As the years went by and development hit the smaller towns, the hotels seemed to get better. But every once in a while I would have an experience to remember.
The hotel CST Grand was located on a highway that led from Kodai Road towards the hills. It looked beautiful when I checked it. It was brand new and like the “Titanic” still smelling of wet paint. The staff were courteous and the food delicious. But it was when I got ready to turn in for the night that I had the feeling that may be I was the only resident of this hotel. I was not confident enough to leave my room and go downstairs to the reception to verify if my guess was true .My room faced the highway and every once in a while I would hear vehicles whizz past. For some strange reason the scenes from Alfred Hitchcock’s “Psycho” began to play in my mind. I kept the light on all the time wondering if the curtains were thick enough to keep away prying eyes from the highway.

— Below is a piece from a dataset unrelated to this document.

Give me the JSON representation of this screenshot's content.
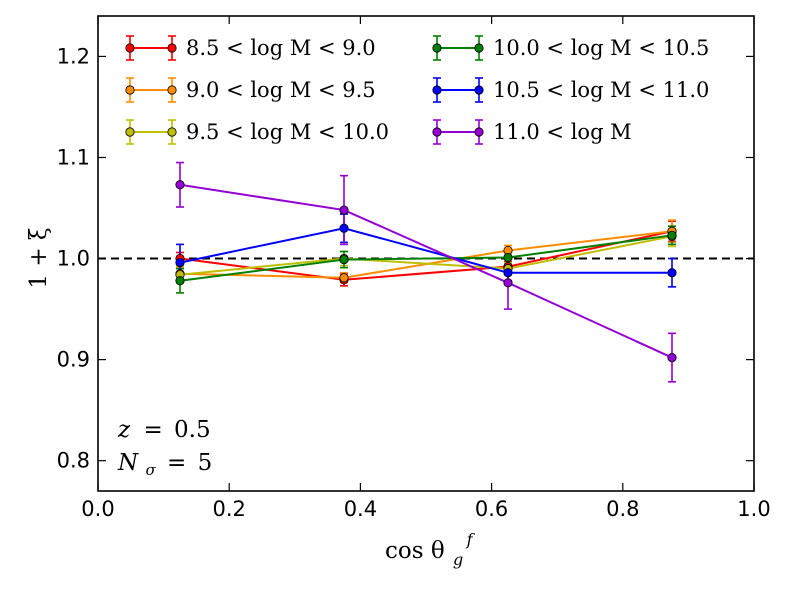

There have been other experiences that have been less sinister. The best room in the best “hotel” in Machilipatnam had a circular bed with a velvet coverlet that refused to come off !!! It was a most unsettling experience to suddenly wake up in the night and wonder which “side” of the bed I was on. The room and the bed became so famous in our office that people vied with each other to stay there. Unfortunately it was much before the days of “Facebook” and “Selfies”! So there was no motivation to take photographs posing like a Telugu movie heroine in a dream sequence!!!
But despite all these, travel and accommodation in all these places have been very pleasant experiences. As a woman traveling alone I have always found the hotel staff to be very protective and caring! There have been times when I have been unwell and these “boys” have gone out in the middle of the night to get me paracetamol. I have always been served hot food and they have never forgotten that I am vegetarian.

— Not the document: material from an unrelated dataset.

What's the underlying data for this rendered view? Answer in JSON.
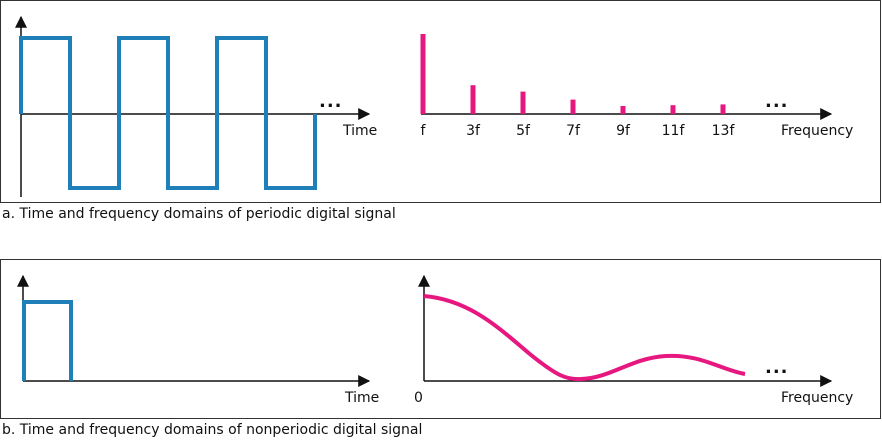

Many of the hotels in the small towns today have smartened up and we have buffet style “Complimentary breakfast” thrown in. Very often the food in the buffet is cold as the food warmers do not work properly. But that does not affect me as I always get my food hot and straight out of the kitchen. There are more girls now serving food in the restaurants. I generally spend time talking to them to find out what their career plans in the hospitality industry are. It has broken a lot of stereotypes that I have in my mind and I am pleasantly surprised.
I am also happy at the way that many of the hotels in the district towns are becoming women friendly these days. They have pick up and drop to the railway station. Almost all the “room boys” knock before they enter your room. No longer do I find dirty plates and empty liquor bottles outside closed doors when I leave my room in the mornings.
Organizational policies are also becoming sensitive to these issues. Hotels are checked for safety before women employees are accommodated there. And thanks to these conditions I find more number of women like me staying alone in hotels in these towns. No longer do I feel odd about myself when I am checking in to a hotel. I do not know if it is because I have grown older or have become more immune to the stares.. But yes, I now understand why “Avvaiyar” voluntarily adopted the cloak of old age.